De toutes les séries qu'a créées Mark Millar en indépendant, The Magic Order, malgré des volumes inégaux, est celle qui tient le mieux la route car c'est celle qui a proposé les intrigues les plus cohérentes, les plus solides, les plus accrocheuses, jusqu'à ce dénouement. Ses personnages sont attachants, car le goût de l'écossais pour la provocation facile est mineur.
C'est clair, comme Cordelia, il y a deux Millar : celui qui répète complaisamment ses erreurs comme un sale gosse qui ne retient aucune leçon sous prétexte qu'il a le droit et les moyens de faire ce qu'il veut : et puis celui qui se donne de la peine pour rappeler au monde qu'il est un prodigieux raconteur d'histoires, à l'imagination féconde, qui aime les comics plus que tout. C'est ce Millar-là qui écrit The Magic Order.
L'autre indice permettant d'être affirmatif sur ce point se trouve dans ses collaborateurs. Loin de moi l'idée de dire que les autres dessinateurs avec lesquels il travaille sont moins bon, mais sur The Magic Order, c'est un sans-faute. Il aurait souhaité garder Coipel, mais il a fallu le remplacer et il a convaincu Immonen, Cavenago, Ruan et Buffagni.

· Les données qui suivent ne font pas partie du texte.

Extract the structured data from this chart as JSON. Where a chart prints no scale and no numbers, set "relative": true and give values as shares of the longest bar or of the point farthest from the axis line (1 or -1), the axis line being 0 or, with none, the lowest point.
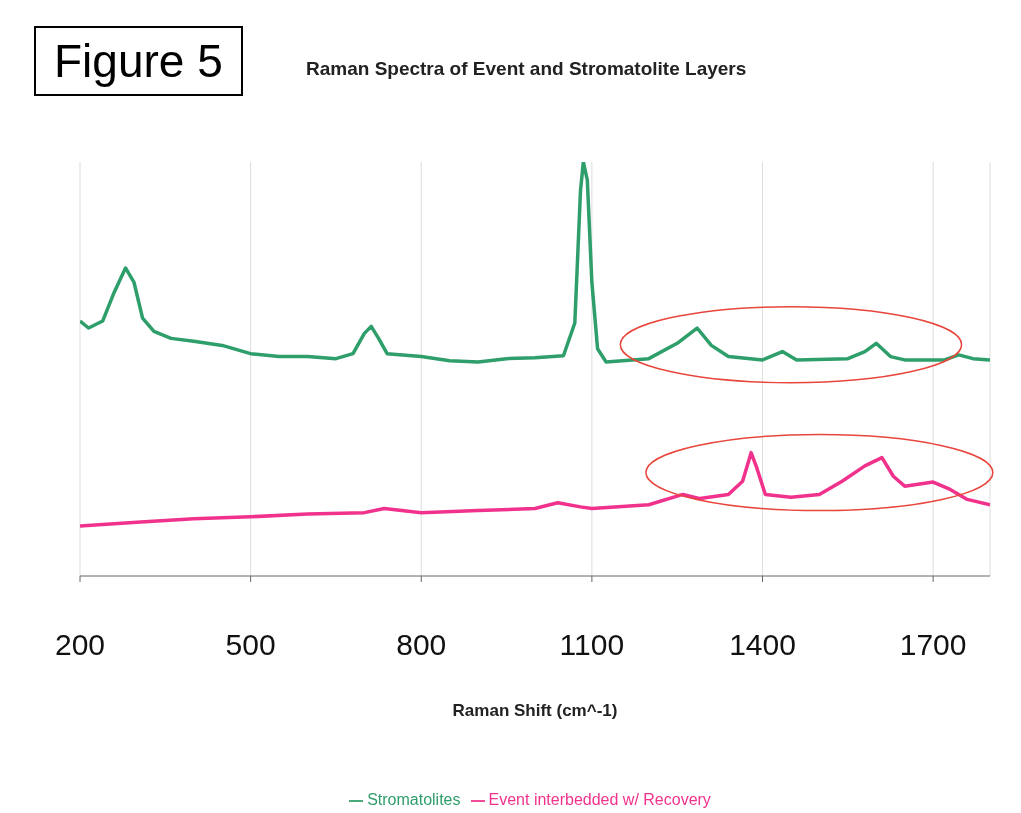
{
  "chart_data": {
    "type": "line",
    "title": "Raman Spectra of Event and Stromatolite Layers",
    "xlabel": "Raman Shift (cm^-1)",
    "annotations": [
      "Figure 5"
    ],
    "relative": true,
    "xlim": [
      200,
      1800
    ],
    "xticks": [
      200,
      500,
      800,
      1100,
      1400,
      1700
    ],
    "grid": "x",
    "legend": "bottom",
    "marker": "none",
    "line_style": "solid",
    "series": [
      {
        "name": "Stromatolites",
        "color": "#2e9e6a",
        "x": [
          200,
          215,
          240,
          260,
          280,
          295,
          310,
          330,
          360,
          400,
          450,
          500,
          550,
          600,
          650,
          680,
          700,
          712,
          725,
          740,
          800,
          850,
          900,
          950,
          1000,
          1050,
          1070,
          1080,
          1085,
          1092,
          1100,
          1110,
          1125,
          1200,
          1250,
          1285,
          1310,
          1340,
          1400,
          1435,
          1460,
          1550,
          1580,
          1600,
          1625,
          1650,
          1720,
          1745,
          1770,
          1800
        ],
        "values": [
          0.616,
          0.599,
          0.616,
          0.685,
          0.744,
          0.709,
          0.623,
          0.591,
          0.574,
          0.567,
          0.557,
          0.537,
          0.53,
          0.53,
          0.525,
          0.537,
          0.586,
          0.603,
          0.574,
          0.537,
          0.53,
          0.52,
          0.517,
          0.525,
          0.527,
          0.532,
          0.611,
          0.931,
          1,
          0.956,
          0.709,
          0.549,
          0.517,
          0.525,
          0.562,
          0.599,
          0.557,
          0.53,
          0.522,
          0.542,
          0.522,
          0.525,
          0.542,
          0.562,
          0.53,
          0.522,
          0.522,
          0.534,
          0.525,
          0.522
        ]
      },
      {
        "name": "Event interbedded w/ Recovery",
        "color": "#f0328c",
        "x": [
          200,
          300,
          400,
          500,
          600,
          700,
          735,
          800,
          900,
          1000,
          1040,
          1080,
          1100,
          1200,
          1260,
          1290,
          1340,
          1365,
          1380,
          1390,
          1405,
          1450,
          1500,
          1540,
          1580,
          1610,
          1630,
          1650,
          1700,
          1730,
          1760,
          1800
        ],
        "values": [
          0.121,
          0.13,
          0.138,
          0.143,
          0.15,
          0.153,
          0.163,
          0.153,
          0.158,
          0.163,
          0.177,
          0.167,
          0.163,
          0.172,
          0.197,
          0.187,
          0.197,
          0.229,
          0.298,
          0.261,
          0.197,
          0.19,
          0.197,
          0.229,
          0.266,
          0.286,
          0.241,
          0.217,
          0.227,
          0.209,
          0.185,
          0.172
        ]
      }
    ]
  }
}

Matteo Buffagni, comme ses prédécesseurs sur le titre, a pour lui une technique solide, un sens de la narration sans pareil, un style affirmé et surtout une manière de contenir les excès de Millar. Par exemple, quand on voit les abominations commises par Clyde Bailey, Buffagni ne tombe pas dans le piège de les rendre trop graphiquement racoleuses : il sait trouver la bonne distance et la scène y gagne une classe folle.
Contrairement à beaucoup d'artistes que Millar a su attirer, comme Rafael Albuquerque, Matteo Scalera, Greg Capullo, John Romita Jr., Pepe Larraz, le dessin de Buffagni ne fonctionne pas sur le nerf, mais sur une élégance racée. Tout y est merveilleusement dosé et je pense que, sachant cela, Millar se contient.
Pour la plupart des dessinateurs, travailler avec Millar revient à bénéficier de conditions de travail et d'une exposition exceptionnelles. Buffagni, contrairement à tous ceux que j'ai cités, n'était pas une vedette quand Millar s'est adjoint ses services. Mais ça ne veut pas dire qu'il n'était qu'un exécutant au service d'un auteur vedette. Il a su imprimer sa marque, subtilement, et redonner de la tenue au script. Seuls les meilleurs, les plus intelligents, les plus rigoureux savent le faire.
C'est pour cela que, encore une fois, ce duo fonctionne tellement bien, peut-être le meilleur partenaire qu'ait eu Millar (avec Quitely) sur la durée. Souhaitons : 1/ que la fin de The Magic Order soit à la hauteur, et 2/, surtout, qu'elle ne marque pas la fin du tandem Millar-Buffagni.